To finish 20th out of 40 in a race like this, especially after I took a couple of extra hours’ layover at Skwentna, is beyond my hopes. Race Marshal Bobby Lee, a friend from my Iditarod flying days, congratulates me on a super run and tells me to go on into the bar, where the awards banquet has just started and a turkey dinner with all the trimmings is waiting with my name on it. Before I do, I toss the dogs a chunk of frozen lamb and hug each one. They’ve shown me and everyone else they’ve got what it takes to do the long haul.

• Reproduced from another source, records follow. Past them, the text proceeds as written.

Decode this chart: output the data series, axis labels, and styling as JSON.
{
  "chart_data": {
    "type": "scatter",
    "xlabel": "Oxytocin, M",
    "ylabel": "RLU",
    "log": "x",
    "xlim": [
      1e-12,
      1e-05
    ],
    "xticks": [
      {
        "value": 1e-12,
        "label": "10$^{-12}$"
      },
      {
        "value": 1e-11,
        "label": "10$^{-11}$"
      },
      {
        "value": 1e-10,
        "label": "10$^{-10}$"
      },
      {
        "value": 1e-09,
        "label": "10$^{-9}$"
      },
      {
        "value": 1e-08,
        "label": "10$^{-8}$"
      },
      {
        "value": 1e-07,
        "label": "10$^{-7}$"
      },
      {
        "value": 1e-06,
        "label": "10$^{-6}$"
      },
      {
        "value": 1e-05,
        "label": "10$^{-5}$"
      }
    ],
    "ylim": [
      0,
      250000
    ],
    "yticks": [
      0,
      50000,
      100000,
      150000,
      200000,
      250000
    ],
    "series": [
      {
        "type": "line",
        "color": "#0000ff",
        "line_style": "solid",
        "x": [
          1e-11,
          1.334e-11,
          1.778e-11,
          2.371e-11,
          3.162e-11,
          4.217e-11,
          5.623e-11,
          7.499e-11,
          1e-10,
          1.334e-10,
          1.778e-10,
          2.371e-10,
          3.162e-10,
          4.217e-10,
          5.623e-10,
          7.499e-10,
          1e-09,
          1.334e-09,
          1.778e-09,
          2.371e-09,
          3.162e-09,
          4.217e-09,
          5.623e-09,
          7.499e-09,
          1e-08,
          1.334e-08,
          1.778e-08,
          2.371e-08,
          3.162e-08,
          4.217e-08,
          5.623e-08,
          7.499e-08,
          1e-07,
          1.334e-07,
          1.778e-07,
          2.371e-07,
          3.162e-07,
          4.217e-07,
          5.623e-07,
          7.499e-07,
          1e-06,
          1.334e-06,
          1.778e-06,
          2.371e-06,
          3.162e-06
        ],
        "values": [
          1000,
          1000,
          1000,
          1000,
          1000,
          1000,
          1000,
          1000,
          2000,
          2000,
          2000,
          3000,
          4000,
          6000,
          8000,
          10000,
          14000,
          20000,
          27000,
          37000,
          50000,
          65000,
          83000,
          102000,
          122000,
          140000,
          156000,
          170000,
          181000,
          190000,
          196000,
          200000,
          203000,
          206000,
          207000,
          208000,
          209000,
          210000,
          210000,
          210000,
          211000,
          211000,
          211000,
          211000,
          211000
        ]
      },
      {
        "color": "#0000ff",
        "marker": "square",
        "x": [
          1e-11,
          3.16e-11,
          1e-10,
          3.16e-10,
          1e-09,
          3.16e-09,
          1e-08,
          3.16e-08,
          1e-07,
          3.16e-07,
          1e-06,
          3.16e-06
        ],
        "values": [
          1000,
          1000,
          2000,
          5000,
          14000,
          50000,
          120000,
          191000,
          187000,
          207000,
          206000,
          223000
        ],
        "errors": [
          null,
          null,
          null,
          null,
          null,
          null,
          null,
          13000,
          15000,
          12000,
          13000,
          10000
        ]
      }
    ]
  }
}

And finally, I go check on Silvertip. He loves riding in little airplanes and probably had a lot more fun on the way back than I did. He’s bouncing with glee to see me, and his injured foot is apparently a thing of the past. I probably could have just left him in the team and run him home from Skwentna, but it wasn’t a call I cared to make.
So ends my first real distance race. I’m tired beyond caring and know I’ll ache for days, but the feeling of satisfaction and accomplishment, as well as pride in my team, is beyond measure. I still have a lot to learn, but now I’m confident I can at least keep things intact during the learning process.
January 7, 1995
Montana Creek, Alaska
Let me tell you about moose. That’s right: those big, lovable, half-ton cows of the forest everyone thinks are so cute and can’t resist photographing. Well, to a musher, moose are the spawn of Satan himself (or herself, if we must scrupulously hew to political rectitude).
Every musher has at least one horror story about these ungainly ungulates (and most have several) ranging from the merely scary to the truly tragic. It seems mushers and moose are doomed by fate to dance forever in a kind of mutually destructive embrace. Indeed, mushers have a perspective on moose shared by few others.
Lots of people have never seen a moose in other than its typical roadside shrub-munching mien. In reality, an outwardly amiable moose can suddenly turn into a 1,500-pound herbivorous transformer toy run amok. Annoyed moose can run at greyhound speeds, knock over fair-sized trees, and tap-dance automobiles into tinfoil for what would seem to be the slightest of provocations. They can also mercilessly stomp animals and even humans: fatalities occur every winter in Alaska, even in downtown Anchorage.
One part of the dilemma arises because Alaska’s moose population is kept artificially high to accommodate hunters, particularly in the Southcentral part of the state. In the old days, bears and wolves kept the moose population to a small fraction of its current bloated level. Nowadays, most of these predators are scarce where they are needed the most. In built-up areas where hunting is prohibited and natural carnivores are all but absent, moose become positively bothersome. Within the environs of urban Anchorage, for instance, more than 1,000 moose wander about like sacred cows in Calcutta, causing problems ranging from shredded shrubbery to tangled traffic to stomped citizens.